MAD SEASON

We are indeed living in mad times.

Throughout last October and early November, our evening news programs and newspapers were filled with headlines about various murders, suicides (and some, murder-suicides) and other crimes of passion. Although for some, these events are just common place and are no longer shocking, for many, it still strikes a delicate nerve, to think that back in 2009 the Philippines ranked 14th among the happiest countries in the world. Filipinos are known to smile and relax despite the onset of various personal or national calamities. And yet, we still have these gruesome deaths going on everyday.

It made me wonder though: What could be running on these people’s minds to commit such dreadful acts?. And with all the psychologists and psychology students we have in this country, what is the state of our society’s mental health?

My curiosity led me to search for statistics regarding the status of our society’s mental health during the last decade as well as the status of our mental health services and facilities. I’ve stumbled upon the following results:

1. The National Statistics Office’s Disability Survey in 2000 ranked mental illness as the third most common form of morbidity, or type of disease, after visual and hearing impairments among Filipinos. The same survey showed that 88 Filipinos out of every 100,000 population with mental problems.

2. In 2004, a DOH-commissioned Social Weather Stations survey found that 0.7 percent of total Filipino households have a family member who has a psychological disorder such as depression, schizophrenia, epilepsy, and substance abuse.

3. A 2006 DOH study showed that 36% of government employees reported to have experienced mental health problems at least once.

4. In a 2007 study by the World Health Organization (WHO), 9 out of 100,000 general population have been diagnosed with schizophrenia. The same survey also showed that there are only 3 mental health workers for every 100,000 population, and that only 0.02% of the health budget is being used for mental health.

Furthermore, I also found out that there is no law on mental health that has been enacted (or pending enactment) in Philippine Congress (probably because they are all schizophrenic as well). With this condition of our country’s mental health and mental health services/facilities, it really is no surprise why crimes of passion are becoming a trend these days.

Which leads my curiosity to another question: “Who should be responsible for making sure that most Filipinos will have access to quality mental health services?”

The incapability of the public sector only means that other sectors of society, most especially the private sector, must be put in the equation to provide at least basic mental health service to our people. But this does not mean that the public sector won’t strive to provide the same services. By applying the current public-private partnership scheme, this could be done. The government could allow private psychiatric firms to operate as part of public hospitals in order to make such service more accessible to the public (but of course, with consideration to the impoverished when it comes to service fees). However, if we really want to strike the issue of mental health from its roots, basic mental health services must also be made available not just in the mental health sector but also in the education and business sectors.

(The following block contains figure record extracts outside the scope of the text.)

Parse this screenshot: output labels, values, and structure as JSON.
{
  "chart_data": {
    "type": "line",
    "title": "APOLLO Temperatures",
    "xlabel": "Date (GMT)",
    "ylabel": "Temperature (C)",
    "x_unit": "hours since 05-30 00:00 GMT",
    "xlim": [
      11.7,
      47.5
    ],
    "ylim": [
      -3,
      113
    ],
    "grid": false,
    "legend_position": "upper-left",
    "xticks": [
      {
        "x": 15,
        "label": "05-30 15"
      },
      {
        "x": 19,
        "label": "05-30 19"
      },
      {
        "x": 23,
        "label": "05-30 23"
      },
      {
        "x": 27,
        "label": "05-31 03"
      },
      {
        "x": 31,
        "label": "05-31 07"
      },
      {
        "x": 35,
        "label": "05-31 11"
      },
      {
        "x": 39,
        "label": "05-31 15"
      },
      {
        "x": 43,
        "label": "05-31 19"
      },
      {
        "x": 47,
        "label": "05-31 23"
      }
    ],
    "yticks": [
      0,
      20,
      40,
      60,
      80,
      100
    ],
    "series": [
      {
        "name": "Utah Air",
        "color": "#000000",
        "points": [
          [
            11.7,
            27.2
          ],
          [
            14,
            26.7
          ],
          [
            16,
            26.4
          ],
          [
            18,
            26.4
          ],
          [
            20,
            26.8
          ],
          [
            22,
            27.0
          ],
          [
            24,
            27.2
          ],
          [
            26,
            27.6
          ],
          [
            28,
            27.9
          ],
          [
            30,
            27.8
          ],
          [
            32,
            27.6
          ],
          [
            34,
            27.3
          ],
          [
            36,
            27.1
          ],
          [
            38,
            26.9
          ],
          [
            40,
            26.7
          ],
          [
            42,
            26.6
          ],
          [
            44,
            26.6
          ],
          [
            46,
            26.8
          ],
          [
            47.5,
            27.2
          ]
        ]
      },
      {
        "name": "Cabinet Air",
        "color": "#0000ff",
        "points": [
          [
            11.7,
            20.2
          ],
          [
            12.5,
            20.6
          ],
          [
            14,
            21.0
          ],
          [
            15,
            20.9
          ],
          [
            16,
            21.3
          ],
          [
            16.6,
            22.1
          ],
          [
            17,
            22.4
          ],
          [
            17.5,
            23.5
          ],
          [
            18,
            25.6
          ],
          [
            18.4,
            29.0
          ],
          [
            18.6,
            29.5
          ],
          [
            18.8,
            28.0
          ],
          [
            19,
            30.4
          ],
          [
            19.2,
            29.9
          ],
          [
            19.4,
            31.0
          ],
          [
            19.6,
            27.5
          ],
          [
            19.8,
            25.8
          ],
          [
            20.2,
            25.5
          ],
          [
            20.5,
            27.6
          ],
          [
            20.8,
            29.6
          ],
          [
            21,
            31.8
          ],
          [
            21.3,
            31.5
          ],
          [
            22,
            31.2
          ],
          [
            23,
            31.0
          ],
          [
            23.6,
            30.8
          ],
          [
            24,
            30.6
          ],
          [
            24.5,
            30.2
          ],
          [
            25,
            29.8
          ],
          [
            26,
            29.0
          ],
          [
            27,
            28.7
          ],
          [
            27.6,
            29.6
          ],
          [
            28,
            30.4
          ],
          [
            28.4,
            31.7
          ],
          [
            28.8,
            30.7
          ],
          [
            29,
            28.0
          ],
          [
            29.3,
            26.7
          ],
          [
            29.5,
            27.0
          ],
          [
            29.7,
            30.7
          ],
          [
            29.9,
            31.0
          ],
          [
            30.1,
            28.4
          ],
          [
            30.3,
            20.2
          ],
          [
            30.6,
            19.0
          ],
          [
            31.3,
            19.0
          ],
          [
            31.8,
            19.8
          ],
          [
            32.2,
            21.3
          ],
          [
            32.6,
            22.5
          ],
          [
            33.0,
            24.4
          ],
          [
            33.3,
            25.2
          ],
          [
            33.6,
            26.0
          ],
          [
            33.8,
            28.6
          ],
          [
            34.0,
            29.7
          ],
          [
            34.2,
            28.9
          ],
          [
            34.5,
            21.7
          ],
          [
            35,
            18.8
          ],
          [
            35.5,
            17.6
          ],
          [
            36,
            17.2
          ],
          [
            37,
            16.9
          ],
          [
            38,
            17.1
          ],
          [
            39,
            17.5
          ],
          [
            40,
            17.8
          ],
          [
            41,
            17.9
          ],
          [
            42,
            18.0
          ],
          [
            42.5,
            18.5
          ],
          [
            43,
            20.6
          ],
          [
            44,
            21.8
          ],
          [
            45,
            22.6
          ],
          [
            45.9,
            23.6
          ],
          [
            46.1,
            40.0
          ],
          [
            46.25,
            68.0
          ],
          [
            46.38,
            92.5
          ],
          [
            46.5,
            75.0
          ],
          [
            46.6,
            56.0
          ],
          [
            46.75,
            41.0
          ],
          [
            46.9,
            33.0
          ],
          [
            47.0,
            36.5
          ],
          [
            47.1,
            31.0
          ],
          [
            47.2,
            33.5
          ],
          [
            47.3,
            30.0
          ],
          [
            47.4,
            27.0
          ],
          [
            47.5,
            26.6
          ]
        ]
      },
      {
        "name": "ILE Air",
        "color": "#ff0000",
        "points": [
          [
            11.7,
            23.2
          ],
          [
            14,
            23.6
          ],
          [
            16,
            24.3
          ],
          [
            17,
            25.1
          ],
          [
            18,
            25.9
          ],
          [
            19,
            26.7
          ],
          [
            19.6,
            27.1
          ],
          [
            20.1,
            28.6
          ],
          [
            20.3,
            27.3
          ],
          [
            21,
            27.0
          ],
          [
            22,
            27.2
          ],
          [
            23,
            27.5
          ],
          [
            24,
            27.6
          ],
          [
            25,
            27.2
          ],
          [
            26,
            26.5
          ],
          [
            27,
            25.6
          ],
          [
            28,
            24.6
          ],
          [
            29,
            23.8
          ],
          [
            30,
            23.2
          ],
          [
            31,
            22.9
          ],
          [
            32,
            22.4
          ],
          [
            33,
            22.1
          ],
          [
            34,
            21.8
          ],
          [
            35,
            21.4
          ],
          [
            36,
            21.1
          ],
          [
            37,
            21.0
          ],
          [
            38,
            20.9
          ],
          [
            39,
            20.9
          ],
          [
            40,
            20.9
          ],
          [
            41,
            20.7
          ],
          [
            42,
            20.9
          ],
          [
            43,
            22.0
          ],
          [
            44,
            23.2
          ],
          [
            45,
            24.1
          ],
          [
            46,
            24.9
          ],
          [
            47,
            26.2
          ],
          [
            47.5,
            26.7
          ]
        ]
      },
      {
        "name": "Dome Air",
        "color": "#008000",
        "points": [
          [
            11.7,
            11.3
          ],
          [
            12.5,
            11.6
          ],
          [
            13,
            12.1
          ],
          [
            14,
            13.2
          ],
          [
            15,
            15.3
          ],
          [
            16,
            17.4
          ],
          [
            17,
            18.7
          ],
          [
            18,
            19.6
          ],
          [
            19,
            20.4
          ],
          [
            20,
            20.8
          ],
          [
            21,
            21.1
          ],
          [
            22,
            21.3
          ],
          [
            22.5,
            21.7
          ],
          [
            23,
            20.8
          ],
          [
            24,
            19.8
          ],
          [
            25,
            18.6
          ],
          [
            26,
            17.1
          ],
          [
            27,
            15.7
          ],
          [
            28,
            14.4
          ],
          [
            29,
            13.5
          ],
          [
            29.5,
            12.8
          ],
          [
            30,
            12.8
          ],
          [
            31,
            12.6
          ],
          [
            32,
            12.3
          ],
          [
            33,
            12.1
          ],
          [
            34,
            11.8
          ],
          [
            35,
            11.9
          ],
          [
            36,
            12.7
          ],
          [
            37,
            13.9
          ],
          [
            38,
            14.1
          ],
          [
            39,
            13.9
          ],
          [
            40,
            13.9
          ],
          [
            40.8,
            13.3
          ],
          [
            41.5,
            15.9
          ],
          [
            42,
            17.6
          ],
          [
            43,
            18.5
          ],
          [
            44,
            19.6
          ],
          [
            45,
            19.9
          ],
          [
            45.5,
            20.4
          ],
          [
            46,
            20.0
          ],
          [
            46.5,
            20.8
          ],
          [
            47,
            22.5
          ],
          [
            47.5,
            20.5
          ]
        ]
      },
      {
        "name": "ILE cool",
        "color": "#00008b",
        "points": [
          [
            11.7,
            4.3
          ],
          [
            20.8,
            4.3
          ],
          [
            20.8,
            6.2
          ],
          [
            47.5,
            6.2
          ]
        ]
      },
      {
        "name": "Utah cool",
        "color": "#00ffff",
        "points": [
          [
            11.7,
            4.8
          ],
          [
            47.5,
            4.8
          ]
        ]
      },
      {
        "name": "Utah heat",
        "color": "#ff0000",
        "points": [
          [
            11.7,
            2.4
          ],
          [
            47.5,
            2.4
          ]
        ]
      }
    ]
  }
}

Mental health services must begin in schools through quality guidance and counseling services to students, since it is in these ages where individuals begin to make sense of their mental and emotional conditions. Students face a great deal of stress through bullying, academic pressure, peer pressure and other factors. An an early age, they should made well aware on how to manage their thoughts and emotions given these circumstances. However, not all public and private schools have a working and decent guidance and counseling department.

Also, all private (if not public) companies and firms, whether local or multinational, must have some form of psychiatric service embedded within its human resource department. This is to ensure that the mental health condition of Filipino employees can be monitored and responded to if the need arises. It may be an additional cost for companies, but it will ensure them that their workers are always motivated to work and have high productivity rates.

If legislation about mental health would be enacted, it should contain sections which requires the mental health services I described above. In that way, there will be an across-the-board response to this persistent need for mental health. In the end, this will not just pave the way for better working or living conditions, it could also pave the way for a more just and humane society of Filipinos in the future. TSS

5 Comments

  1. It isn’t a mental health issue. (Crime, that is.) It is the issue of poverty, unemployment and desperation. I am in no way defending those who commit crimes against persons. Just saying that I am pretty sure all the shootings, robberies, murders, rapes, carnappings, etc. that flood the morning news on TV here in the Philippines…very few if any of the perpetrators of those crimes are mentally retarded or otherwise mentally impaired. They are just folks who would rather use a gun or a knife to get what they want rather than try to work for it.

    • Hindi naman lahat ng gumagawa ng krimen eh motivated by poverty, pwede rin namang emosyon. At di rin naman lahat ng kriminal ay mentally retarded, kundi kulang lang sa guidance and counseling.

      • I recommend PRISON. I am sick and tired of poverty being used as the excuse for nearly all wrong acts committed in the Philippines. It gets old after awhile.

        • Prevention is better than cure, and with the state of prisons today, we’re ending up creating more hardened criminals than reformed ones. People need guidance and counseling services from the young up to the old. We need to strengthen this. It’s not about poverty, it’s about how our minds and hearts react to it.